Schlaun) geplant und gebaut worden sind.
Hierbei interessieren aber nicht nur die oft großartig
gestalteten Vorderfassaden, sondern besonders die in den Innenhöfen gelegenen Werkstadtgebäude,
die sog. „Schererwinkel“.
Sie stellen das spezielle Charakteristikum der Eupener Tuchproduktion
in vorindustrieller Zeit dar und sind in dieser Form eigentlich an keinem
anderen Ort zu finden.
Das rohe Tuch wurde damals im „Verlagssystem“, d. h.
außerhalb der Häuser der Auftraggeber, bei den Webern, gefertigt.
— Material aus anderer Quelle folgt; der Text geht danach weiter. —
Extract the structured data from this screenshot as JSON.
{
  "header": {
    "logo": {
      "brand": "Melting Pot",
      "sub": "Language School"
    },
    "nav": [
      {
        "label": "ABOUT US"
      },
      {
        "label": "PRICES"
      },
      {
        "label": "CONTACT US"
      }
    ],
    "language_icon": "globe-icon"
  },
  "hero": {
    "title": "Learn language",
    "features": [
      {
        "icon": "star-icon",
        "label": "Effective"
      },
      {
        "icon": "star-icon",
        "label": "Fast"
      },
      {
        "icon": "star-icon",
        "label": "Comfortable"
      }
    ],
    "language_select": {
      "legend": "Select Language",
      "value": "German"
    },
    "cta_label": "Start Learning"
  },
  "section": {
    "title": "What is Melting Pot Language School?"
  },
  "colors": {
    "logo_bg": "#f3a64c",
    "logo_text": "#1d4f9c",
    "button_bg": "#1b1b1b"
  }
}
Die Appretur
jedoch, die für die Qualität der Feintuche entscheidend war, wurde in den oben
erwähnten „Schererwinkeln“ durchgeführt.
Die für die Appretur so wichtigen spezialisierte
Arbeitskräfte, die Tuchscherer und Rauer wurden in allen Ländern der Welt
angeheuert.
Schon damals, in einer Zeit für die die Fachwissenschaft
das Vorhandensein von Arbeiterorganisationen abstreitet, kämpften die zunftfreien
Eupener Tuchscherer mit allen erdenklichen Mitteln für die Errichtung einer
gewerkschaftlichen Schutzorganisation.
Die Eupener Wollroute umfasst auch den Besuch der Klosterkirche
und der Hauptpfarrkirche St. Nikolaus. In Ersterer befinden sich zwei herausragende Altare, die
von den Eupener Tuchhandwerkern des 18. Jahrhunderts gestiftet worden sind:
einer von den einheimischen Webern, ein anderer - noch bemerkenswerter - von
den zugezogenen Tuchscherern. Darauf sind die typischen Werkzeuge der
Tuchscherer, Schere und Raukarden, abgebildet.
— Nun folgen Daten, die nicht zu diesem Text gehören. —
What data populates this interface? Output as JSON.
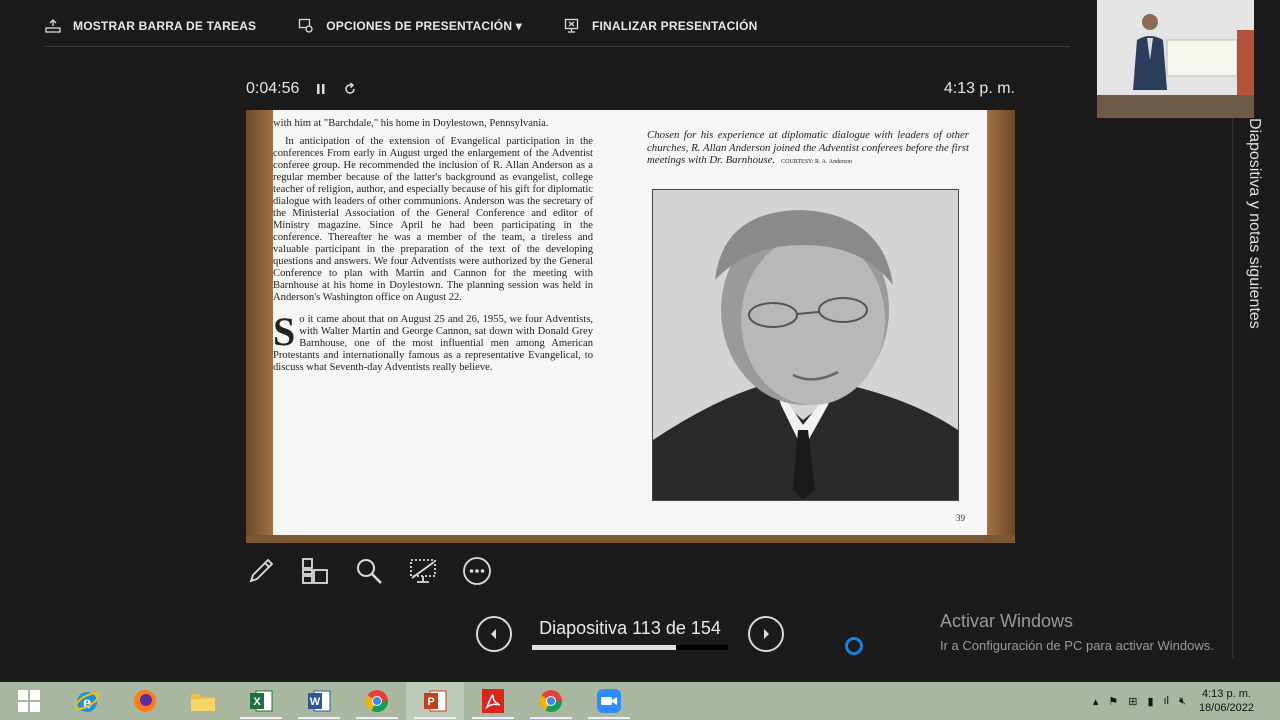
{
  "toolbar": {
    "show_taskbar": "MOSTRAR BARRA DE TAREAS",
    "presentation_options": "OPCIONES DE PRESENTACIÓN ▾",
    "end_presentation": "FINALIZAR PRESENTACIÓN"
  },
  "presenter": {
    "elapsed": "0:04:56",
    "clock": "4:13 p. m.",
    "next_slide_label": "Diapositiva y notas siguientes"
  },
  "navigation": {
    "label": "Diapositiva 113 de 154",
    "current": 113,
    "total": 154,
    "progress_fraction": 0.733
  },
  "slide": {
    "paragraph_1": "with him at \"Barchdale,\" his home in Doylestown, Pennsylvania.",
    "paragraph_2": "In anticipation of the extension of Evangelical participation in the conferences From early in August urged the enlargement of the Adventist conferee group. He recommended the inclusion of R. Allan Anderson as a regular member because of the latter's background as evangelist, college teacher of religion, author, and especially because of his gift for diplomatic dialogue with leaders of other communions. Anderson was the secretary of the Ministerial Association of the General Conference and editor of Ministry magazine. Since April he had been participating in the conference. Thereafter he was a member of the team, a tireless and valuable participant in the preparation of the text of the developing questions and answers. We four Adventists were authorized by the General Conference to plan with Martin and Cannon for the meeting with Barnhouse at his home in Doylestown. The planning session was held in Anderson's Washington office on August 22.",
    "drop_cap": "S",
    "paragraph_3": "o it came about that on August 25 and 26, 1955, we four Adventists, with Walter Martin and George Cannon, sat down with Donald Grey Barnhouse, one of the most influential men among American Protestants and internationally famous as a representative Evangelical, to discuss what Seventh-day Adventists really believe.",
    "caption": "Chosen for his experience at diplomatic dialogue with leaders of other churches, R. Allan Anderson joined the Adventist conferees before the first meetings with Dr. Barnhouse.",
    "credit": "COURTESY: R. A. Anderson",
    "page_number": "39"
  },
  "watermark": {
    "title": "Activar Windows",
    "subtitle": "Ir a Configuración de PC para activar Windows."
  },
  "tray": {
    "time": "4:13 p. m.",
    "date": "18/06/2022"
  },
  "colors": {
    "background": "#1b1b1b",
    "taskbar": "#aab7a0",
    "spinner": "#1e7fd6"
  }
}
In der St. Nikolauskirche, einer Meffordatis/Couven
Co-Produktion, finden sich noch heute auf den Bänken die Namen der bekanntesten
Eupener Tuchkaufmannsfamilien aus dem 18. Jahrhundert. Die Gestühle waren
lebenslang gepachtet oder wurden sogar vererbt.
Auch ein Besuch auf dem Eupener städtischen Friedhof
sollte unverzichtbarer Bestandteil der hiesigen Wollroute sein. Auf diesem, zu
Beginn des 19. Jahrhunderts angelegten Beerdigungsplatz, finden sich u.a.
herausragende Denkmale bedeutender Eupener Tuchkaufleute und z. B. auch ein
Gedenkort für einen der Pioniere der christlichen Textilarbeiterbewegung.
Zum Abschluss empfiehlt sich ein Besuch auf der Mohrenhöhe:
hier bietet sich ein wunderbarer Blick auf die zur Napoleonischen Zeit
entstandene Unterstadt mit ihren zahlreichen damals entstandenen Manufaktur-
und Fabrikgebäuden: 1815 beim Übergang der Stadt an Preußen war das bereits
industrialisierte Eupen für die technisch weit entwickelte Rheinprovinz ihre
wohl „modernste Insel“.
Von ca. 9.600 Einwohnern waren 7.000 (!) Kinder, Frauen
und Männer haupterwerbsmäßig in der Wollverarbeitung beschäftigt und zwar fast
alle im konzentrierten Manufakturbetrieb, außer ca. 1.500 Hauswebern! (Köln als
größte Stadt der Rheinprovinz hatte ca. 58.000, Aachen ca. 37.000 Einwohner).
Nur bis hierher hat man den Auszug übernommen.